The conference will provide a timely forum to examine the implications of the Directive for the Italian legal system and to engage with the evolving international debate on the recognition of ecocide-like conduct as one of the most serious forms of environmental crime.
Strengthening criminal law responses to environmental harm
Directive (EU) 2024/1203 replaces previous EU legislation on environmental crime and establishes minimum rules to ensure stronger, more coherent criminal law protection of the environment across Member States. Key elements include:
An expanded catalogue of environmental offences, including acts and omissions, digital conduct, and activities carried out under unlawfully obtained permits;
Criminal liability for harmful emissions and pollution causing, or risking, serious environmental or human harm;
Aggravated offences for widespread, long-lasting or irreversible damage to ecosystems or protected habitats;
Enhanced liability of legal persons, including high-level fines, accessory penalties, and obligations to restore environmental damage;
Confiscation of illicit profits, with the possibility of using seized assets for environmental restoration;
Stronger investigative powers, cross-border cooperation, and protection for whistleblowers and civil society actors.
Where intentional offences result in catastrophic environmental damage, the Directive provides for aggravated criminal offences encompassing conduct comparable to what is increasingly referred to as ecocide in international legal discussions.

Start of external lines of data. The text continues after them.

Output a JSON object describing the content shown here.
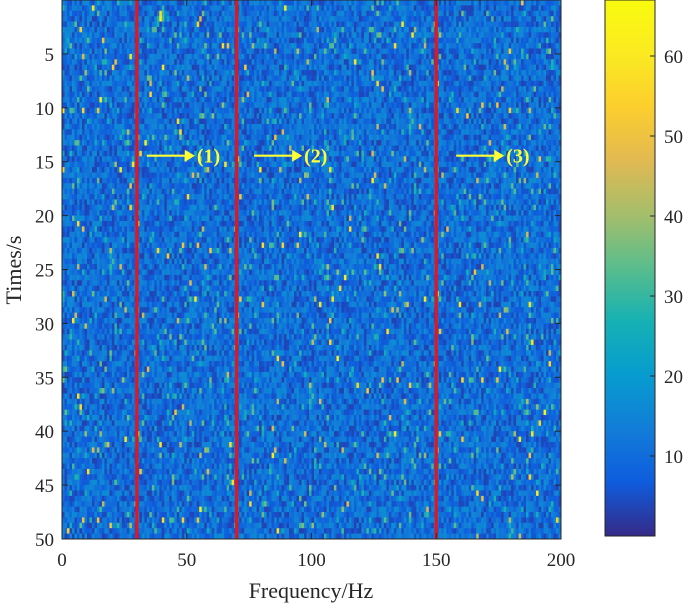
{
  "chart_data": {
    "type": "heatmap",
    "title": "",
    "xlabel": "Frequency/Hz",
    "ylabel": "Times/s",
    "xlim": [
      0,
      200
    ],
    "ylim": [
      0,
      50
    ],
    "y_reversed": true,
    "x_ticks": [
      "0",
      "50",
      "100",
      "150",
      "200"
    ],
    "y_ticks": [
      "5",
      "10",
      "15",
      "20",
      "25",
      "30",
      "35",
      "40",
      "45",
      "50"
    ],
    "colorbar": {
      "range": [
        0,
        67
      ],
      "ticks": [
        "10",
        "20",
        "30",
        "40",
        "50",
        "60"
      ],
      "colormap": "parula"
    },
    "cell_value_range": [
      0,
      67
    ],
    "typical_cell_value": 12,
    "highlighted_lines": [
      {
        "frequency_hz": 30,
        "color": "#e8141b"
      },
      {
        "frequency_hz": 70,
        "color": "#e8141b"
      },
      {
        "frequency_hz": 150,
        "color": "#e8141b"
      }
    ],
    "annotations": [
      {
        "text": "(1)",
        "at_frequency_hz": 30,
        "at_time_s": 15,
        "color": "#ffff33"
      },
      {
        "text": "(2)",
        "at_frequency_hz": 73,
        "at_time_s": 15,
        "color": "#ffff33"
      },
      {
        "text": "(3)",
        "at_frequency_hz": 154,
        "at_time_s": 15,
        "color": "#ffff33"
      }
    ]
  }
}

High-level speakers and multidisciplinary perspectives
The conference will bring together leading voices from international organizations, EU institutions, academia, law enforcement and civil society, including:
Jojo Mehta, Co-Founder and Executive Director, Stop Ecocide International
Corrado Clini, former Minister of the Environment, SIOI Representative
Prof. Fausto Pocar, Emeritus Professor of International Law; former Judge of the ICTY and the ICJ
Prof. Emanuela Fronza, Associate Professor of Criminal Law, University of Bologna
Elisabetta Reyneri, Directorate-General for Environment, European Commission
Sergio Nazzaro, Environmental Crime Research Centre; Parliamentary Anti-Mafia and Eco-Mafia Commissions
Marco Letizi, former Colonel, Guardia di Finanza; International Consultant
Domenico Aiello, Head of Legal Protection for Nature, WWF Italy
Through a multidisciplinary dialogue, the event will explore how criminal law can more effectively respond to environmental harm, support the green transition, and strengthen the rule of law in the face of increasingly complex and transnational environmental crime.